Супруга знатного работорговца, худощавая и суетливая особа, постоянно вклинивалась в беседу мужчин, то с пустяковыми вопросами, то с ироничными замечаниями, а случалось и вовсе неожиданно закатывалась дребезжащим смехом.
Сын Амандуса, молодой декурион был первым нобилем, встретившим гостей в вестибюле и радушно проводившим их до экседры. Легионер долго обнимался с Макрином, выслушивая комплименты сара, а после наградил Мэйо смачным родственным поцелуем под левое ухо. Во время трапезы Креон с миной благодетеля дал помпезное обещание помогать будущему зятю по службе и братски заботиться о нем.
Мэйо воспринял эти посулы стоически, любезно поблагодарил потенциального шурина, мысленно обозвав его весьма непристойными словосочетаниями.
Хрупкая молчаливая Вида, уже год как достигшая брачного совершеннолетия[9], поглядывала на жениха украдкой, но не встречала ответного интереса с его стороны. В белом платье и длинной накидке из полупрозрачной материи с оливковыми полосами девушка напоминала бабочку-пяденицу, ширококрылую обитательницу северных лесов. Светлые локоны дочери Амандуса, завитые на каламисах[10], были заплетены в две тугие косы, лишь несколько прядок, намеренно оставленных, соблазнительно струились из-под широкой диадемы и едва касались гладких плеч цвета слоновой кости. Эта ровная, мягкая белизна нежно оберегаемой от солнечных лучей кожи придавала столичной обольстительнице чарующую прелесть. Несколько строгий профиль и бархатные глаза чистейшей лазури полностью соответствовали требованиям, предъявляемым к эталонной изысканной женской красоте.
В глубине души – тщеславная кокетка, привыкшая нравится мужчинам – Вида ждала от Мэйо любого проявления симпатии: жадных кусачих взглядов, восторженных речей, наполненных неутоленной страстью вздохов, робких от смущения полунамеков, но только не ледяного равнодушия.

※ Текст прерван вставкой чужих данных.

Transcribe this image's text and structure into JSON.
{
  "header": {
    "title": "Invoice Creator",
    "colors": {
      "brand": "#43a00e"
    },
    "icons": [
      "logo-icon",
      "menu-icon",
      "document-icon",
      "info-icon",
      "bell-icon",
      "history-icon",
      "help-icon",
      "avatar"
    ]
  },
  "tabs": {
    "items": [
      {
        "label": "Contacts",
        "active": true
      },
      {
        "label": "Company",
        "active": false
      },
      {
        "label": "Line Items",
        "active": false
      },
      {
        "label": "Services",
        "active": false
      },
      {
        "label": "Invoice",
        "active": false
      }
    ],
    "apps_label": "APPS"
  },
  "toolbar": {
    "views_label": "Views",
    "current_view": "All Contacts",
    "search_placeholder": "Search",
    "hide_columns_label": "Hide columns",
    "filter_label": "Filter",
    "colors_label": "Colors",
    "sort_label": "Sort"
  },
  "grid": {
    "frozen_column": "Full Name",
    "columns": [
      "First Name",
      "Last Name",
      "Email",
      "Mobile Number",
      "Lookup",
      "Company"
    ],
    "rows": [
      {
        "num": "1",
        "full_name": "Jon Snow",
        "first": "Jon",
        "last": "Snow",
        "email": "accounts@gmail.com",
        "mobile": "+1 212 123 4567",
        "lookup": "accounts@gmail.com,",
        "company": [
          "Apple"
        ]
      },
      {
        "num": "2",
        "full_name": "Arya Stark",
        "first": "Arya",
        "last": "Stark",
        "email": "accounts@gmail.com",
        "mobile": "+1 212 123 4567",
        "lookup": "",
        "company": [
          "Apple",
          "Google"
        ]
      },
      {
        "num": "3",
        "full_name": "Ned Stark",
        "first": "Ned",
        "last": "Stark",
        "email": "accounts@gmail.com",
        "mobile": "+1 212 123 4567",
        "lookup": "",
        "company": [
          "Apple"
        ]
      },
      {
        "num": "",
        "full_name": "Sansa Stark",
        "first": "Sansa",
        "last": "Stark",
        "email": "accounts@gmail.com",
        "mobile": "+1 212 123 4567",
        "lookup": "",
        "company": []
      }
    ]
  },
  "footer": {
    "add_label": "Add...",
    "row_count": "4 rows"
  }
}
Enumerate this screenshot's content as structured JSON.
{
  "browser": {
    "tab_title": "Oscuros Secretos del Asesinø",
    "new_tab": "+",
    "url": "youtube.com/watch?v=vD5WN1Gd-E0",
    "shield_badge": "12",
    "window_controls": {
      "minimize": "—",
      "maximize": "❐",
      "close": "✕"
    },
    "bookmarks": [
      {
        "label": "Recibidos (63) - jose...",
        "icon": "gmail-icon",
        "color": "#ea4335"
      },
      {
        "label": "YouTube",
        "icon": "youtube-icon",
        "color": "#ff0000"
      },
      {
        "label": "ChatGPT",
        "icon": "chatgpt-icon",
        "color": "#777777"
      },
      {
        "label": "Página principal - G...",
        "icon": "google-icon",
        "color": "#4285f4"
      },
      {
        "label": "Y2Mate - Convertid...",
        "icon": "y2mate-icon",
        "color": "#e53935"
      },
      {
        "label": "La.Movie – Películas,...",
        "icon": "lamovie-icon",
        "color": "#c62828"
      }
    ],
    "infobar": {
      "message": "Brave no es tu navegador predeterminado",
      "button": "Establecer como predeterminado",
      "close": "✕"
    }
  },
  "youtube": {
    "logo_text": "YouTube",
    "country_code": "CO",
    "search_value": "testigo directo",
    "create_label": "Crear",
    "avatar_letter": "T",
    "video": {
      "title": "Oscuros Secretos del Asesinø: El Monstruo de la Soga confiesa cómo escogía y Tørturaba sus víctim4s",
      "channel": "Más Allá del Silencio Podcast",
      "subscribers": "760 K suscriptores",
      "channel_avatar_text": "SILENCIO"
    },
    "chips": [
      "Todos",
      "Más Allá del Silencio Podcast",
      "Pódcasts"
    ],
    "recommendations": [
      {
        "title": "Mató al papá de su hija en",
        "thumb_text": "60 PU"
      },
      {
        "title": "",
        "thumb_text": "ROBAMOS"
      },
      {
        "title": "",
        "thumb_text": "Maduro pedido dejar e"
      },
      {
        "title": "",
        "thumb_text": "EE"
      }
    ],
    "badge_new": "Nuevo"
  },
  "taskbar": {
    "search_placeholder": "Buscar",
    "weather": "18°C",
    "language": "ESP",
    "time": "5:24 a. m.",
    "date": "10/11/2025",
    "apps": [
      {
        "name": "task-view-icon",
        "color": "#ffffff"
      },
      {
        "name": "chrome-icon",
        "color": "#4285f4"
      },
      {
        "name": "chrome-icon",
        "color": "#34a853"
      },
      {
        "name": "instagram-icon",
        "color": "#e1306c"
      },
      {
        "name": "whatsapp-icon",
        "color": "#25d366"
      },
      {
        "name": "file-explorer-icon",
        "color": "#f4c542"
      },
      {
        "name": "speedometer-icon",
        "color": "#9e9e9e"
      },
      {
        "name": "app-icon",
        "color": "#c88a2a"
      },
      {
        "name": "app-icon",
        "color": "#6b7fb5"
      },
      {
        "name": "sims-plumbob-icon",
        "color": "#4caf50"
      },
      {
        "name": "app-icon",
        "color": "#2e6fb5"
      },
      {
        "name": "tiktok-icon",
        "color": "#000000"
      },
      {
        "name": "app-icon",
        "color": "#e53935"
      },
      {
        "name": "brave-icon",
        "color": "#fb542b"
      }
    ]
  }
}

Когда девушка наклоняла или поворачивала голову, ее серьги тихонько позвякивали. Этот звук напоминал лязг клинка, вынутого ради свершения благородной мести и нацеленного для болезненного укола в сердце оскорбившего святое мерзавца.
С завидным спокойствием поморский юноша смотрел куда угодно, но только не на будущую жену, и тактично уклонялся от любых расспросов, касавшихся его жизненных планов.
Отведав десерт, Амандус вытер руки о курчавые волосы мальчишки-раба и обратился к гостям:
– Что если нам теперь немного прогуляться? Я покажу окрестные просторы, затем направимся в пинакотеку[11]. На днях мне продали несколько полотен Фокуса по весьма привлекательной цене. Уверяю, их можно созерцать часами.
– Мы понимаем толк в искусстве, – вздохнул Макрин. – А молодежь пошла иного склада. Им подавай сраженья меченосцев, разнузданные пляски, скачки…
– Я тоже люблю скачки! – возгласил старший Литт. – Вы привезли чудесных лошадей. Не терпится испытать их на резвость! Может, разгоним кровь по жилам? Я выставлю для состязанья жеребца, приобретенного в конюшнях Именанда.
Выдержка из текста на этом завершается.